The amendments would also attempt to clarify the acreage requirements for tourist homes and B&Bs.
Goff, who presented the resolution, suggested that the BOS hold the public hearing on the amendments and vote on the resolution at its Nov. 6 meeting.
Frazier expressed concern about what he perceived as “fast tracking” the amendments. He also wondered why other proposed amendments assembled and discussed for over a year by the Planning Commission were not also being considered for approval.
“We need to vote on one comprehensive fix [to the zoning ordinance] rather than doing this piecemeal,” he said. “[This resolution] doesn’t fix anything.”
The Planning Commission’s suggested amendments include changes to the standards for tourist homes, B&Bs, and other transient lodging types.
After almost 45 minutes of heated discussion, including appeals to Frazier to stop shouting, the BOS passed the resolution with one change.
Meanwhile, the BOS voted to support a proposed temporary LOVE sign to be placed on empty land between the Rappahannock County Visitors Center and the county library.

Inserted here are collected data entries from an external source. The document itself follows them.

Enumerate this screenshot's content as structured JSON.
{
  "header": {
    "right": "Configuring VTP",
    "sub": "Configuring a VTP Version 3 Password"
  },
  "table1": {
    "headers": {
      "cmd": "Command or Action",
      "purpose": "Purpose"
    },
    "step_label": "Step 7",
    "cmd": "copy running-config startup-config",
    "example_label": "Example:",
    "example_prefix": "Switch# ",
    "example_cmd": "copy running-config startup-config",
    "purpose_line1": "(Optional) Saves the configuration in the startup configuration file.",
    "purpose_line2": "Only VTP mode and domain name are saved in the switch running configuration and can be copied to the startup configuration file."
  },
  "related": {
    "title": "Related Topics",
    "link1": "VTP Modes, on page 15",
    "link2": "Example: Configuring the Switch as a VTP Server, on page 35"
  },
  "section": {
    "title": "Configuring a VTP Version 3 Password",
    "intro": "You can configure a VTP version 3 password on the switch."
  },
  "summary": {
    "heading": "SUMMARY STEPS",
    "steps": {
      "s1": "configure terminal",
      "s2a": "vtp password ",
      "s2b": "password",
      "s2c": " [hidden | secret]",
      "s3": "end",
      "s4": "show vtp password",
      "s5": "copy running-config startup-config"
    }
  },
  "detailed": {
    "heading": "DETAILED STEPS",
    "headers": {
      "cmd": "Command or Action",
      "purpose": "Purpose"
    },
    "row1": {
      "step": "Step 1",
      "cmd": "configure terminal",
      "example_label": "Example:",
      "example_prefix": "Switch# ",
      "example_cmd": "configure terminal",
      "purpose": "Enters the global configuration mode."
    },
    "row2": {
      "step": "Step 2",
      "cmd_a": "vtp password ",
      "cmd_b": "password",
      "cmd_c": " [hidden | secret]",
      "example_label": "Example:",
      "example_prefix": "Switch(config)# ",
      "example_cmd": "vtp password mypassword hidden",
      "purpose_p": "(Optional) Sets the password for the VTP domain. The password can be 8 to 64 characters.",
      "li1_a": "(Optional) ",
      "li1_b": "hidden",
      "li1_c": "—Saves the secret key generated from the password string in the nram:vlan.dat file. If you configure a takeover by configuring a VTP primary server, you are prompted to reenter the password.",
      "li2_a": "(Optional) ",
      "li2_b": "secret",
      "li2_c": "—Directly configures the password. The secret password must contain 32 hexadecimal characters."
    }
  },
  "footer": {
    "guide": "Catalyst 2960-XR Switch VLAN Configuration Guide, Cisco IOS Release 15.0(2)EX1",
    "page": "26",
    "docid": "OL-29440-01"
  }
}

Theresa Wood, chair of Businesses of Rappahannock who is spearheading the effort for a LOVE sign, emphasized that the board’s support would not include committing funds. Instead, board support would lend weight to grant applications, she said.
A large LOVE sign already exists at the Rt. 211 entrance into Rappahannock County from Shenandoah National Park and Skyline Drive.
OTHER BOS BUSINESS
By comparison to the evening session, the afternoon session of the Sept. 6 meeting was almost jocular.

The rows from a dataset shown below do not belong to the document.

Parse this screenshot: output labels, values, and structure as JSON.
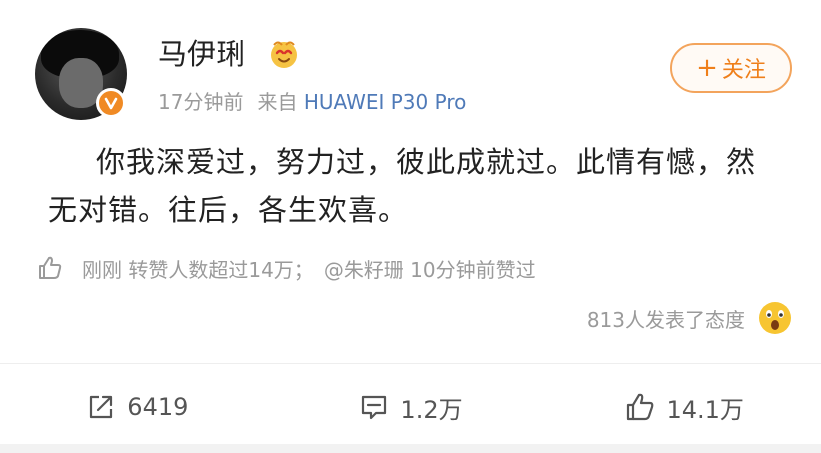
{
  "post": {
    "author": {
      "name": "马伊琍",
      "avatar_icon": "avatar-photo",
      "verified_icon": "verified-v-icon",
      "badge_icon": "member-badge-icon"
    },
    "time": "17分钟前",
    "source_prefix": "来自",
    "source_device": "HUAWEI P30 Pro",
    "follow_label": "关注",
    "follow_plus": "+",
    "text": "你我深爱过，努力过，彼此成就过。此情有憾，然无对错。往后，各生欢喜。",
    "like_info": {
      "part1": "刚刚 转赞人数超过14万；",
      "part2": "@朱籽珊 10分钟前赞过"
    },
    "attitude": {
      "text": "813人发表了态度",
      "emoji_icon": "surprised-face-emoji"
    },
    "actions": {
      "repost_count": "6419",
      "comment_count": "1.2万",
      "like_count": "14.1万"
    }
  },
  "colors": {
    "accent_orange": "#ef7f1a",
    "link_blue": "#4f7ab8",
    "meta_gray": "#9a9a9a"
  }
}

Washington resident Allan Comp presented the report of the Rappahannock County Historic Buildings Task Force. The report included findings and recommendations for repairing and maintaining the county’s buildings on Courthouse Row. He talked specifically about the white church on Gay Street that houses the RAAC Community Theatre and suggested that the board might consider selling the building and using the proceeds to pay for repairs to the historic structures.
In a related discussion, the interim Rappahannock County Administrator Brenda Garton told the BOS that a closet would be built in the jury room of the courthouse to store the county’s audio equipment. She also said that the county had received estimates from two companies to replace the handicap ramp at the Rappahannock County Courthouse to bring it up to code.

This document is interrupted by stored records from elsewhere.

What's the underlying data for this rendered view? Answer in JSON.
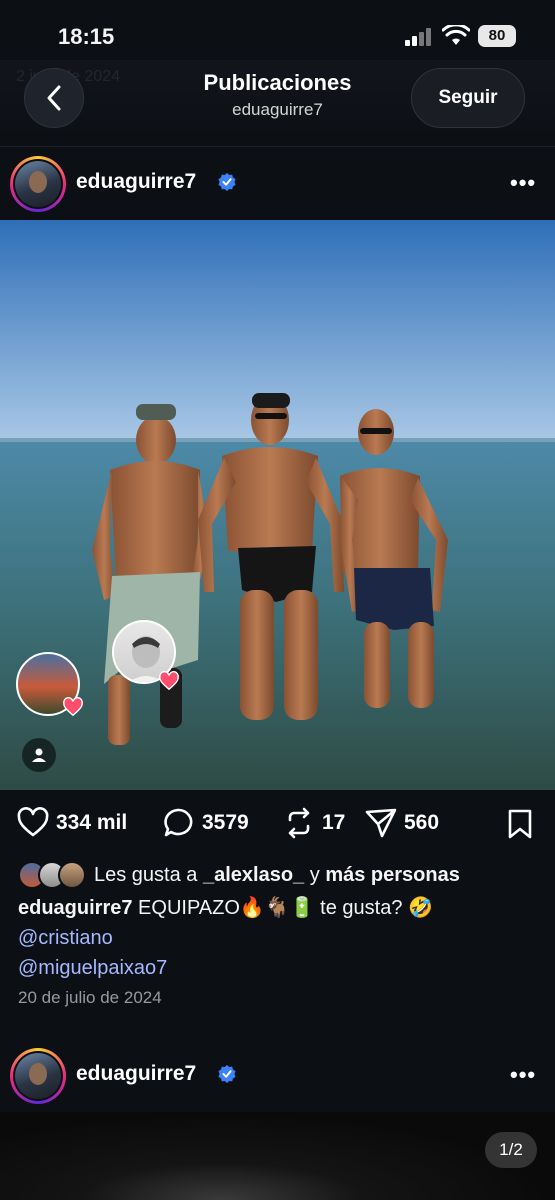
{
  "status_bar": {
    "time": "18:15",
    "battery": "80"
  },
  "header": {
    "title": "Publicaciones",
    "subtitle": "eduaguirre7",
    "follow_label": "Seguir",
    "ghost_text": "2       julio de 2024"
  },
  "post": {
    "username": "eduaguirre7",
    "likes_count": "334 mil",
    "comments_count": "3579",
    "reposts_count": "17",
    "shares_count": "560",
    "liked_by_prefix": "Les gusta a",
    "liked_by_user": "_alexlaso_",
    "liked_by_join": "y",
    "liked_by_suffix": "más personas",
    "caption_user": "eduaguirre7",
    "caption_text": "EQUIPAZO🔥🐐🔋 te gusta? 🤣",
    "mentions": [
      "@cristiano",
      "@miguelpaixao7"
    ],
    "date": "20 de julio de 2024"
  },
  "next_post": {
    "username": "eduaguirre7",
    "page_indicator": "1/2"
  },
  "colors": {
    "background": "#0c0f14",
    "mention": "#a6b8ff",
    "verified": "#3b82f6",
    "heart": "#ff4d6d"
  }
}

The board decided to discuss at its Oct. 2 meeting whether or not the Emergency Management Coordinator needed to be an EMT, as recommended by county fire chiefs.
Regarding hiring a permanent county administrator, Garton told the BOS that she would assemble a package of applications for the board members to consider. The deadline for receiving applications is Sept. 16. The board agreed to hold a special closed meeting on Sept. 21 to discuss the applications.
Lesinski observed that Garton has been going “above and beyond the call of duty.” He said he was open to her being compensated for the additional work. They discussed having a closed session to review her contract and compensation.
Jane Whitfield updated the board on the Rappahannock Multi-Use Trails Project, for which she plans to apply for a VDOT TAP (Transportation Alternatives Program) Grant. The board passed a resolution of support for this grant application at its Aug. 7 meeting.